Networking in the cluster can sometimes be confusing as some aspects are configured differently to the rest of the Informatics network. This page will explain the configuration and how this interacts with accessing the cluster including using the VPNs.
The principle differences are:
- cluster nodes are not accessible by SSH;
- cluster nodes use RFC1918 addressing.
Inbound connections
Head nodes for clusters are accessible from within the Informatics network by SSH, and you can access other servers that you run on the head nodes such as for jupyter and wandb.
Compute nodes cannot be connected to by SSH: you must submit jobs using the Slurm system. Within your jobs you can run servers and make connections between nodes (with MPI, for example).
Most compute nodes use RFC1918 addresses and so cannot be connected to from outside of the Informatics routing realm. When using the Informatics OpenVPN, your connecting computer can make connections to compute nodes if you have selected a configuration that routes their addresses. The avoid conflicts with your local network, most of the configurations filter out Informatics' RFC1918 networks - but you can add these back into a local copy of the config file. Alternatively, you can use the AllNets configuration. This is a good choice when you're on site and using the EduRoam wifi - all your network access will become essentially be 'inside Infomatics'. On your home network, AllNets will prevent you from accessing local resources such as printers, AirPlay, Chromecast and so on.

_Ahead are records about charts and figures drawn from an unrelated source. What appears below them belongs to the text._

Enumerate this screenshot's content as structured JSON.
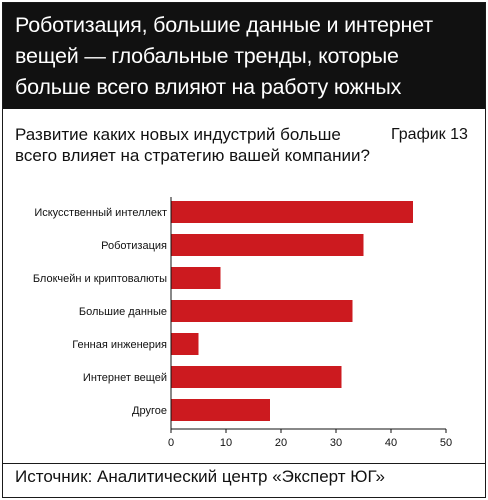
{
  "header": {
    "title": "Роботизация, большие данные и интернет вещей — глобальные тренды, которые больше всего влияют на работу южных инноваторов"
  },
  "question": "Развитие каких новых индустрий больше всего влияет на стратегию вашей компании?",
  "graph_label": "График 13",
  "source": "Источник: Аналитический центр «Эксперт ЮГ»",
  "chart_data": {
    "type": "bar",
    "orientation": "horizontal",
    "title": "",
    "xlabel": "",
    "ylabel": "",
    "categories": [
      "Искусственный интеллект",
      "Роботизация",
      "Блокчейн и криптовалюты",
      "Большие данные",
      "Генная инженерия",
      "Интернет вещей",
      "Другое"
    ],
    "values": [
      44,
      35,
      9,
      33,
      5,
      31,
      18
    ],
    "xlim": [
      0,
      50
    ],
    "xticks": [
      0,
      10,
      20,
      30,
      40,
      50
    ],
    "grid": false,
    "bar_color": "#cc1a1f"
  },
  "colors": {
    "header_bg": "#111111",
    "header_text": "#ffffff",
    "bar": "#cc1a1f",
    "text": "#111111"
  }
}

Inf network | Inf OpenVPN | Edlan and wifi | Uni VPN | Internet | |
---|---|---|---|---|---|
remote.ssh gateways | yes | yes | yes | yes | yes |
other ssh gateways | yes | yes | yes | yes | no |
xrdp/login | yes | yes | yes | yes | no |
most DICE & SM servers | yes | yes | no | no | no |
compute servers | yes | yes | no | no | no |
cluster head nodes | yes | yes | no | no | no |
cluster compute nodes(*1) | yes | yes(*2) | no | no | no |
DICE w/ RFC1918 v4 addr | yes | yes(*2) | no | no | no |
(*1) No SSH login access - all access is through Slurm
(*2) RFC1918 address ranges are not included in the InfNets OpenVPN config by default
Jupyter servers
If you're running a Jupyter server as part of a compute job, you should review the above table for where you can access the server from. If you're not able to use one of the above networks for access, you could use a SSH port forward on your connection to the cluster head node: for example, -L 8888:crannog01.inf.ed.ac.uk:8888
.
Outbound connections
In general outbound connections are allowed. An example is downloading a model from a HuggingFace or code from GitHub. However, because most cluster nodes have RFC1918 addresses, you'll find that outbound connections fail. This is because some popular services do not public ipv6 addresses, and we do not operate NAT or proxies that allow connections from RFC1918 be routed beyond the Informatics network.
HuggingFace
By default the HuggingFace python libraries, like transformers will download and cache models as needed. If the libraries try to perform a download on a compute node, it will often fail because of the network configuration discussed above. HuggingFace is flexible and can access models cached or explicitly downloaded to the shared cluster filesystem.
HuggingFace has documentation on its caching system, offline mode, and how to download models:
- Installation: Cache Setup
- Installation: Offline mode
- Guide: Download files from the Hub
- Guide: Manage huggingface_hub cache-system
You may find that some HuggingFace host names have ipv6 addresses: these may work for downloads on cluster nodes that have global unicast ipv6 addresses. However, generally it's best not to download data during your compute jobs, but to do this as part of your preparations before running your jobs.